Interstellar Fullerene Compounds and Diffuse Interstellar Bands

TL;DR

This paper reviews the potential role of various interstellar fullerenes and their compounds as carriers of diffuse interstellar bands, emphasizing their properties, formation, and spectral features, with a focus on C60+ and related molecules.

Contribution

It provides a comprehensive assessment of the importance of diverse interstellar fullerenes and heterofullerenes as DIB carriers, highlighting their spectral properties and formation mechanisms.

Findings

Fullerenes and EEHFs are plausible DIB carriers due to their stability and spectral features.

C60+ is confirmed as a DIB carrier, supporting fullerene relevance.
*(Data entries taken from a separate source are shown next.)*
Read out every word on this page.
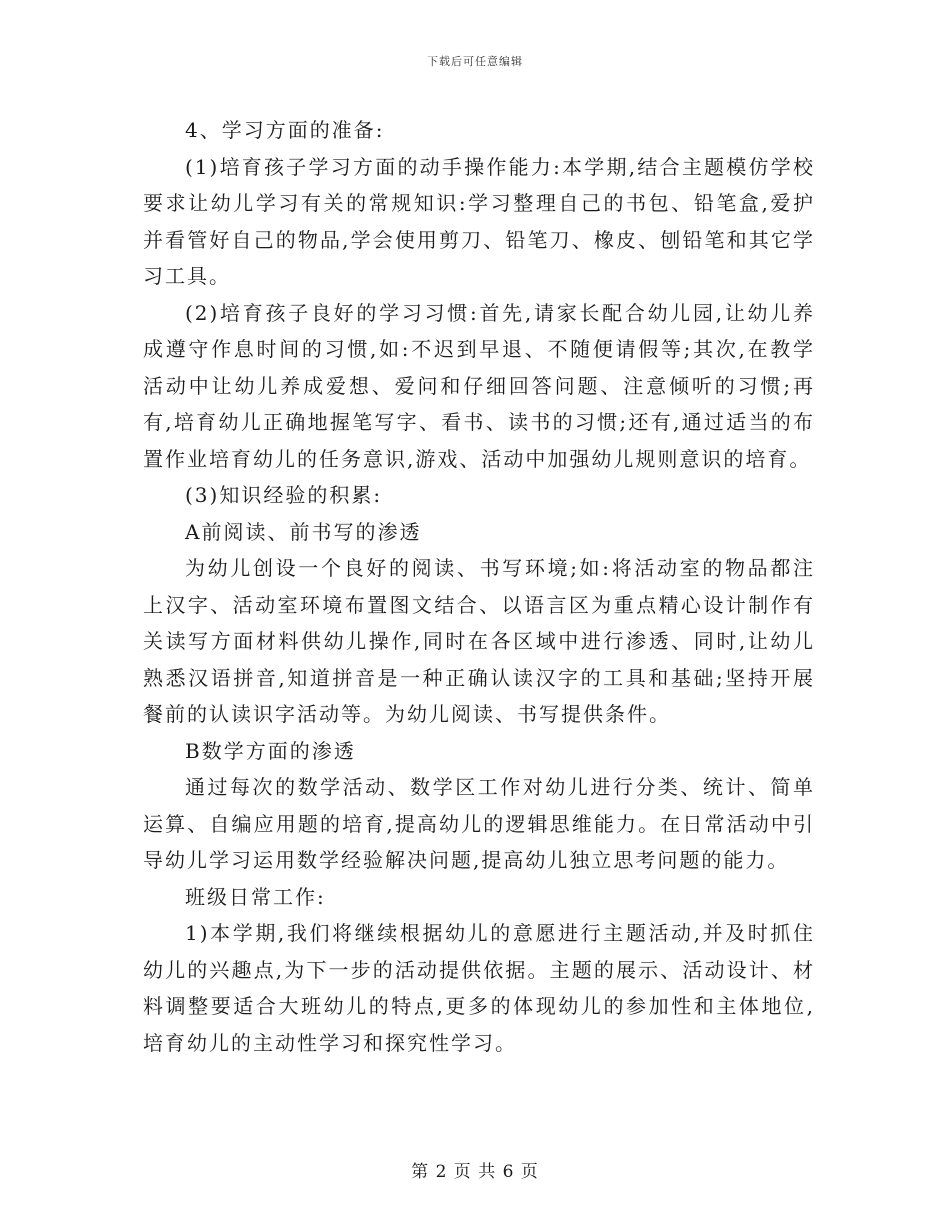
下载后可任意编辑

4、学习方面的准备:

(1)培育孩子学习方面的动手操作能力:本学期,结合主题模仿学校要求让幼儿学习有关的常规知识:学习整理自己的书包、铅笔盒,爱护并看管好自己的物品,学会使用剪刀、铅笔刀、橡皮、刨铅笔和其它学习工具。

(2)培育孩子良好的学习习惯:首先,请家长配合幼儿园,让幼儿养成遵守作息时间的习惯,如:不迟到早退、不随便请假等;其次,在教学活动中让幼儿养成爱想、爱问和仔细回答问题、注意倾听的习惯;再有,培育幼儿正确地握笔写字、看书、读书的习惯;还有,通过适当的布置作业培育幼儿的任务意识,游戏、活动中加强幼儿规则意识的培育。

(3)知识经验的积累:

A前阅读、前书写的渗透

为幼儿创设一个良好的阅读、书写环境;如:将活动室的物品都注上汉字、活动室环境布置图文结合、以语言区为重点精心设计制作有关读写方面材料供幼儿操作,同时在各区域中进行渗透、同时,让幼儿熟悉汉语拼音,知道拼音是一种正确认读汉字的工具和基础;坚持开展餐前的认读识字活动等。为幼儿阅读、书写提供条件。

B数学方面的渗透

通过每次的数学活动、数学区工作对幼儿进行分类、统计、简单运算、自编应用题的培育,提高幼儿的逻辑思维能力。在日常活动中引导幼儿学习运用数学经验解决问题,提高幼儿独立思考问题的能力。

班级日常工作:

1)本学期,我们将继续根据幼儿的意愿进行主题活动,并及时抓住幼儿的兴趣点,为下一步的活动提供依据。主题的展示、活动设计、材料调整要适合大班幼儿的特点,更多的体现幼儿的参加性和主体地位,培育幼儿的主动性学习和探究性学习。

第 2 页 共 6 页
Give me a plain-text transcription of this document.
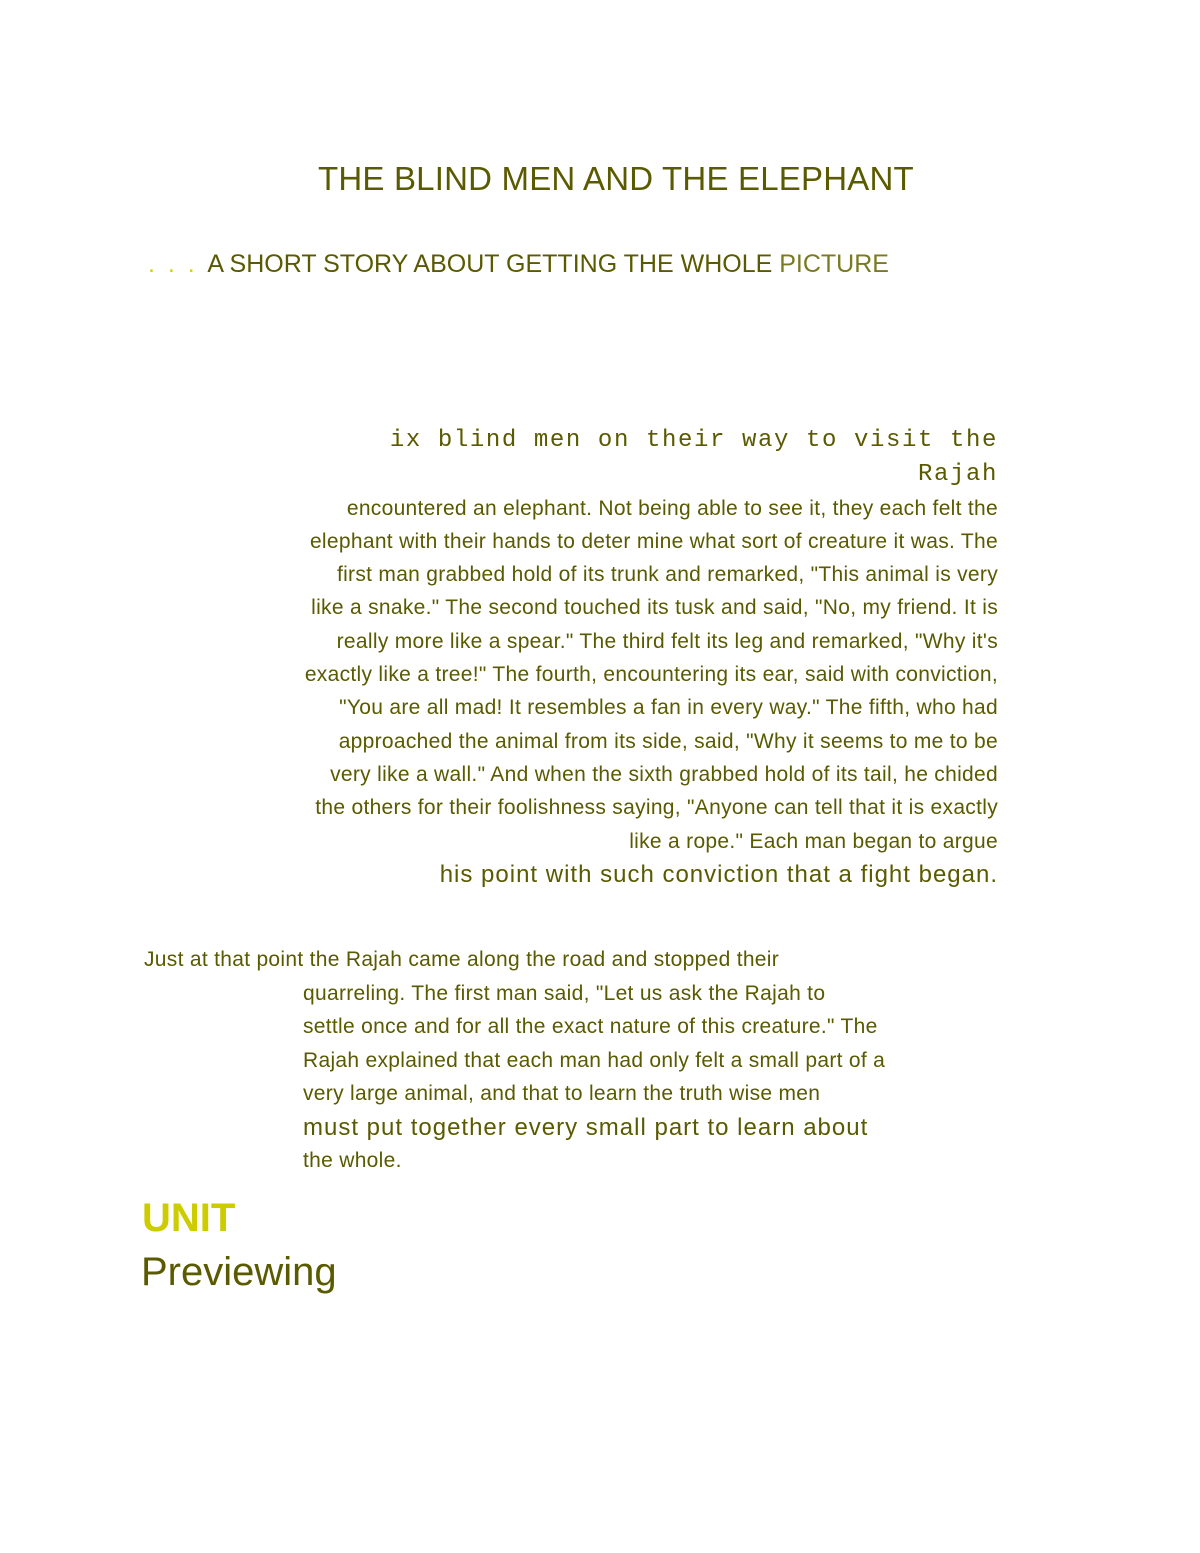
THE BLIND MEN AND THE ELEPHANT
. . . A SHORT STORY ABOUT GETTING THE WHOLE PICTURE
ix blind men on their way to visit the Rajah
encountered an elephant. Not being able to see it, they each felt the elephant with their hands to deter mine what sort of creature it was. The first man grabbed hold of its trunk and remarked, "This animal is very like a snake." The second touched its tusk and said, "No, my friend. It is really more like a spear." The third felt its leg and remarked, "Why it's exactly like a tree!" The fourth, encountering its ear, said with conviction, "You are all mad! It resembles a fan in every way." The fifth, who had approached the animal from its side, said, "Why it seems to me to be very like a wall." And when the sixth grabbed hold of its tail, he chided the others for their foolishness saying, "Anyone can tell that it is exactly like a rope." Each man began to argue
his point with such conviction that a fight began.
Just at that point the Rajah came along the road and stopped their
quarreling. The first man said, "Let us ask the Rajah to
settle once and for all the exact nature of this creature." The
Rajah explained that each man had only felt a small part of a
very large animal, and that to learn the truth wise men
must put together every small part to learn about
the whole.
UNIT
Previewing
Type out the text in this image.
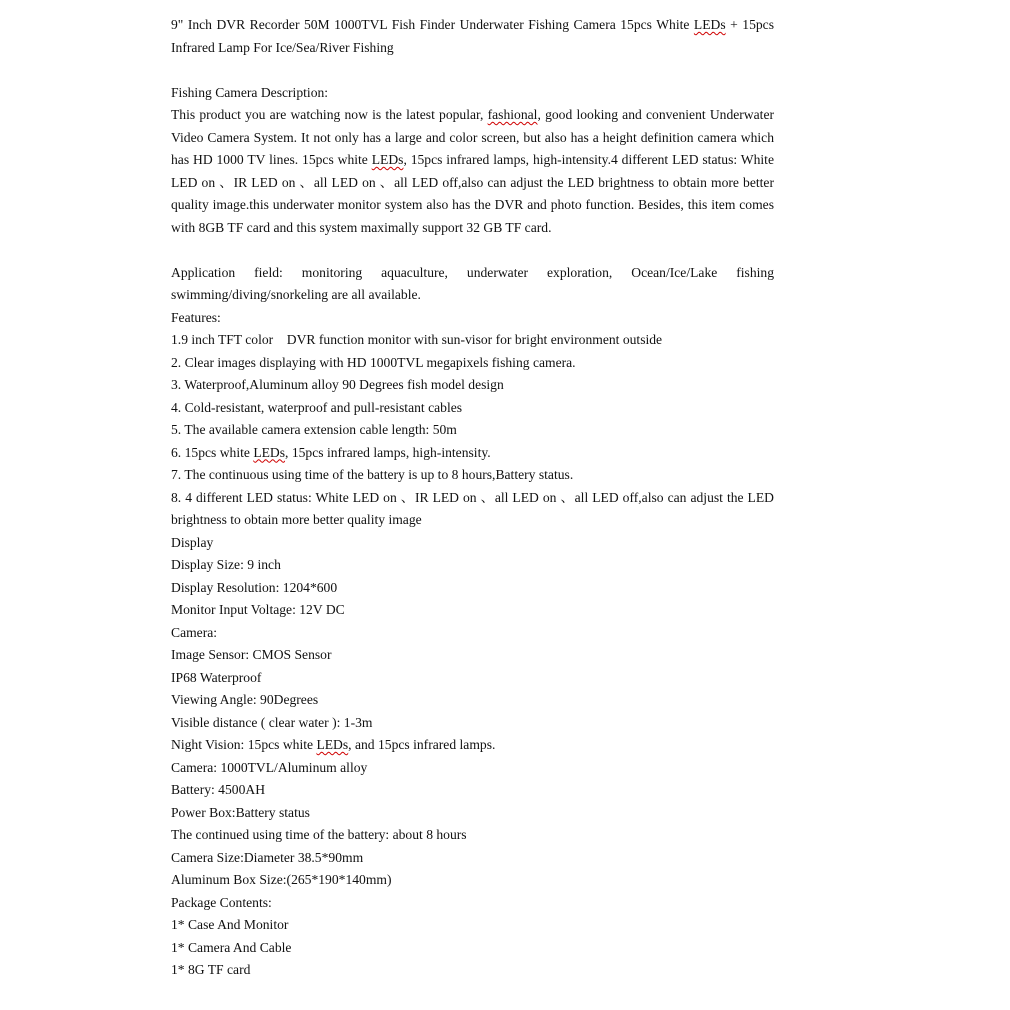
9" Inch DVR Recorder 50M 1000TVL Fish Finder Underwater Fishing Camera 15pcs White LEDs + 15pcs Infrared Lamp For Ice/Sea/River Fishing

Fishing Camera Description:

This product you are watching now is the latest popular, fashional, good looking and convenient Underwater Video Camera System. It not only has a large and color screen, but also has a height definition camera which has HD 1000 TV lines. 15pcs white LEDs, 15pcs infrared lamps, high-intensity.4 different LED status: White LED on 、IR LED on 、all LED on 、all LED off,also can adjust the LED brightness to obtain more better quality image.this underwater monitor system also has the DVR and photo function. Besides, this item comes with 8GB TF card and this system maximally support 32 GB TF card.

Application field: monitoring aquaculture, underwater exploration, Ocean/Ice/Lake fishing swimming/diving/snorkeling are all available.

Features:

1.9 inch TFT color    DVR function monitor with sun-visor for bright environment outside

2. Clear images displaying with HD 1000TVL megapixels fishing camera.

3. Waterproof,Aluminum alloy 90 Degrees fish model design

4. Cold-resistant, waterproof and pull-resistant cables

5. The available camera extension cable length: 50m

6. 15pcs white LEDs, 15pcs infrared lamps, high-intensity.

7. The continuous using time of the battery is up to 8 hours,Battery status.

8. 4 different LED status: White LED on 、IR LED on 、all LED on 、all LED off,also can adjust the LED brightness to obtain more better quality image

Display

Display Size: 9 inch

Display Resolution: 1204*600

Monitor Input Voltage: 12V DC

Camera:

Image Sensor: CMOS Sensor

IP68 Waterproof

Viewing Angle: 90Degrees

Visible distance ( clear water ): 1-3m

Night Vision: 15pcs white LEDs, and 15pcs infrared lamps.

Camera: 1000TVL/Aluminum alloy

Battery: 4500AH

Power Box:Battery status

The continued using time of the battery: about 8 hours

Camera Size:Diameter 38.5*90mm

Aluminum Box Size:(265*190*140mm)

Package Contents:

1* Case And Monitor

1* Camera And Cable

1* 8G TF card
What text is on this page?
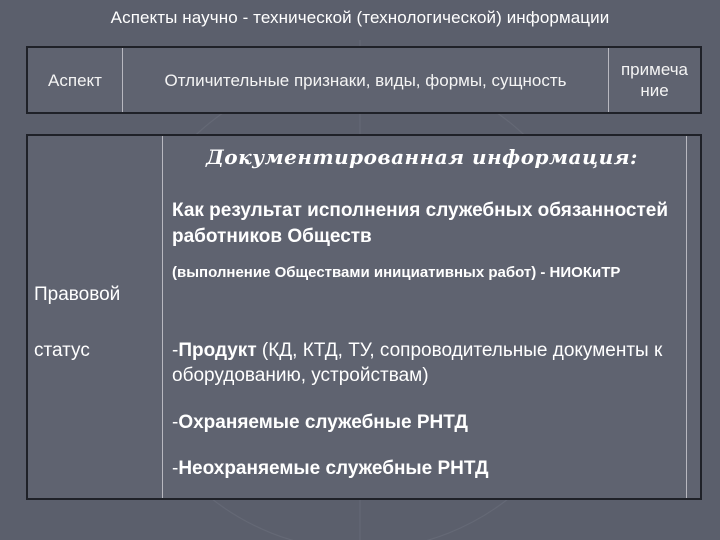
Аспекты научно - технической (технологической) информации
Аспект	Отличительные признаки, виды, формы, сущность
примеча
ние
Документированная информация:
Правовой
статус
Как результат исполнения служебных обязанностей работников Обществ
(выполнение Обществами инициативных работ) - НИОКиТР
-Продукт (КД, КТД, ТУ, сопроводительные документы к оборудованию, устройствам)
-Охраняемые служебные РНТД
-Неохраняемые служебные РНТД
The interstellar fullerene landscape is likely more diverse than previously thought.

Abstract

Recently, the presence of fullerenes in the interstellar medium (ISM) has been confirmed especially with the first confirmed identification of two strong diffuse interstellar bands (DIBs) with C60+. This justifies reassesing the importance of interstellar fullerenes of various sizes with endohedral or exohedral inclusions and heterofullerenes (EEHFs). The phenomenology of fullerenes is complex. In addition to fullerene formation in shock shattering, fully dehydrogenated PAHs in diffuse interstellar (IS) clouds could perhaps efficiently transform into fullerenes including EEHFs. But it is extremely difficult to assess their expected abundance, composition and size distribution, except for C60+. EEHFs share many properties with C60, as regards stability, formation/destruction and chemical processes, and many basic spectral features. We address the interstellar importance of various EEHFs as possible DIB carriers. Specifically, we discuss IS properties and the contributions of fullerenes of various sizes and charge such as C60+, metallofullerenes, heterofullerenes, fulleranes, fullerene-PAH compounds, H2@C60. We conclude that the landscape of interstellar fullerenes is probably much richer than heretofore realized. EEHFs, together with pure fullerenes of various sizes, have properties necessary to be suitably carriers of DIBs: carbonaceous nature; stability and resilience in the ISM; various heteroatoms and ionization states; relatively easy formation; few stable isomers; right spectral range; energy internal conversion; Jahn-Teller fine structure. This is supported by the C60+ DIBs. But, the lack of information about optical spectra other than C60 and IS abundances still precludes definitive assessment of the importance of fullerenes as DIB carriers. Their compounds could significantly contribute to DIBs, but it still seems difficult that they are the only important DIB carriers.